Monday, June 7, 2010

There must be evidence of the presence of cannabis in the blood, breath, or urine to be found guilty of a DUI based on 11-501(a)(6) People of the State of Illinois v. Samuel McPeak, No. 2080572

The 2nd District recently ruled that there was insufficient evidence to convict for a DUI where there was neither evidence of impaired driving nor evidence of cannabis in the breath, blood, or urine of the defendant.

Defendant Samuel McPeak was found guilty of DUI (625 ILCS 5/11-501 (a) (6)) after the trial court denied his motion to quash the arrest and suppress evidence at a stipulated bench trial.

McPeak subsequently appealed on two grounds: 1) the stipulated facts were insufficient to convict him; and 2) he was not properly admonished under Supreme Court Rule 402. The appeals court reversed and remanded based on improper admonishments in accordance with Supreme Court Rule 402. At that point they didn’t address the adequacy of the evidence presented; McPeak’s first ground for appeal.

In this case the court focused on People v. Allen, 375 Ill. App. 3d 810 (2007) and People v. Briseno, 343 Ill App. 3d 953 (2003) as helpful in McPeak’s argument.

In Allen the defendant was also convicted of a DUI based on cannabis and the Third District reversed based on insufficient evidence, stating:

The statute does not criminalize having breath that smells like burnt cannabis. Furthermore, even though the trial court found the officer’s testimony credible regarding defendant’s admission of smoking cannabis the night before his arrest, the State put on no evidence that there would have been ‘any amount’ of the illegal drug in defendant’s breath, urine, or blood at the time of defendant’s arrest as a result of smoking cannabis the night before. Allen, 375 Ill. App. 3d at 816.
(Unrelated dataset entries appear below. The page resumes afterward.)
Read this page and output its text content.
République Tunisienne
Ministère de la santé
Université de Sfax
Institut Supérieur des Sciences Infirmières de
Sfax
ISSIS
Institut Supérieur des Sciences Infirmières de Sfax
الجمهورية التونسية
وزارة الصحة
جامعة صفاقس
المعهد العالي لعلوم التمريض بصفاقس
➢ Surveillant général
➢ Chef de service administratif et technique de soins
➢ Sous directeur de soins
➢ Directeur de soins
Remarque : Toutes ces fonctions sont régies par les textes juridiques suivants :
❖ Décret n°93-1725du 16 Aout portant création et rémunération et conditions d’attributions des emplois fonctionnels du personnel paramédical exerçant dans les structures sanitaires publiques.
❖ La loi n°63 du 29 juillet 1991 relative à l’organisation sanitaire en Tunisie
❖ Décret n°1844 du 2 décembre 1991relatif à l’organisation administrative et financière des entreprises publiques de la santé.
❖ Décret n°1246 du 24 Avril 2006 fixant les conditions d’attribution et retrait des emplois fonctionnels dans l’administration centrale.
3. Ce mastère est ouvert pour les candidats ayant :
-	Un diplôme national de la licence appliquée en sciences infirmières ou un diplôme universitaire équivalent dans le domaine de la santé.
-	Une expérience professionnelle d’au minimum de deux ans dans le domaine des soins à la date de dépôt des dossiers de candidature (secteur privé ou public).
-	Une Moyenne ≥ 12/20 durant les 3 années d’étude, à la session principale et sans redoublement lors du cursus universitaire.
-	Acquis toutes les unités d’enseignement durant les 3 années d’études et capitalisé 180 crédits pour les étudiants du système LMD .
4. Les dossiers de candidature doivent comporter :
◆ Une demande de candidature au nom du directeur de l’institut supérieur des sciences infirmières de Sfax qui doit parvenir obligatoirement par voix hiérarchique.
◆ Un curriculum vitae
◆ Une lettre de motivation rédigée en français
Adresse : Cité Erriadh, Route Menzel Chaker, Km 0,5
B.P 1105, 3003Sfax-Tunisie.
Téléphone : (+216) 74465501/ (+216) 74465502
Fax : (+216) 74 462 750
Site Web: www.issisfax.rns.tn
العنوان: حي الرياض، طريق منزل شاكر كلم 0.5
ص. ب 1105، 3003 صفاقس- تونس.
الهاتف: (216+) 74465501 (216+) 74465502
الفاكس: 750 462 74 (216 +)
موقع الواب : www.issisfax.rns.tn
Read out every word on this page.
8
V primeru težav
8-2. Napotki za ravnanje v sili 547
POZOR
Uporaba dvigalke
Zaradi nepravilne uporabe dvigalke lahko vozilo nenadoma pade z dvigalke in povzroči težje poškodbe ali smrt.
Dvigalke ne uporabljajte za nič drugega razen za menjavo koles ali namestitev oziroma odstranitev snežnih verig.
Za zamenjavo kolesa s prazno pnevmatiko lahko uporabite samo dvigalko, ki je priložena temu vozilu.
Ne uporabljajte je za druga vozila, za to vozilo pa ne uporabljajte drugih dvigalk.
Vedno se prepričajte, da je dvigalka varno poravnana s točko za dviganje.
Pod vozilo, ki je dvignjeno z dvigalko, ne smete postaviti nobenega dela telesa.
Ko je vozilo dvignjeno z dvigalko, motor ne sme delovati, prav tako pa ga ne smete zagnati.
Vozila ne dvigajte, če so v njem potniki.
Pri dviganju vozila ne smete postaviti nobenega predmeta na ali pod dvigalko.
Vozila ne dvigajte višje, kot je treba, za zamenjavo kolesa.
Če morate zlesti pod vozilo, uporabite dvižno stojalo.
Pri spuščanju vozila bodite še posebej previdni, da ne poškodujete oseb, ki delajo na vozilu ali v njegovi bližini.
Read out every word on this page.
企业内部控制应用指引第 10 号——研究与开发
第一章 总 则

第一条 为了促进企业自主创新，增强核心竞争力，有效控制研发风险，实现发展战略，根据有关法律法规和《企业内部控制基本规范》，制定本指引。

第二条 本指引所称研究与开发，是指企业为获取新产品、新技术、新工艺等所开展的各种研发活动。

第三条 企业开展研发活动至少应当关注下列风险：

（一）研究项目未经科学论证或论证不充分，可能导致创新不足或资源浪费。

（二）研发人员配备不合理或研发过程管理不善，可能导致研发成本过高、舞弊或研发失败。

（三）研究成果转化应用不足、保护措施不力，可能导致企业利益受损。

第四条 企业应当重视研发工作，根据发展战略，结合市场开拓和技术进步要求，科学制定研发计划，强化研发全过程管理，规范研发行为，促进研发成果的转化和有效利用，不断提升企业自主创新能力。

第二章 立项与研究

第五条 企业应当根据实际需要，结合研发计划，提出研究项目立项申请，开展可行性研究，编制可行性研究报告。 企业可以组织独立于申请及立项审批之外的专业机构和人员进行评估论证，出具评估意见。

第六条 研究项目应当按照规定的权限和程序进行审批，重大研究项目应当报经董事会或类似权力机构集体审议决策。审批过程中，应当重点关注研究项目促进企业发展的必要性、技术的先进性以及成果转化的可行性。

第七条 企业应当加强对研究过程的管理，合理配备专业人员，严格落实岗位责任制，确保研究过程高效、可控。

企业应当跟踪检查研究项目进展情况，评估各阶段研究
The court further addressed the State’s argument that with the additional circumstantial evidence of drug paraphernalia that there was enough evidence to convict. The argument was dismissed because there was no additional evidence of impaired driving (recall the basis of the stop was a seat belt violation). Ultimately, the State was unable to prevail against the court’s decision that there was no evidence of any cannabis remaining in McPeak’s breath, blood, or urine when he was driving.

This decision seems to put the brakes on the statute’s requirement of “any amount of drugs” in the body being sufficient to convict for a DUI. It appears with this ruling that the state will need to make a showing of 1) impaired driving; 2) physical indicators of drug consumption aside from a defendant’s admission, and 3) evidence that the drug is actually in the breath, blood, or urine at the time of the offense.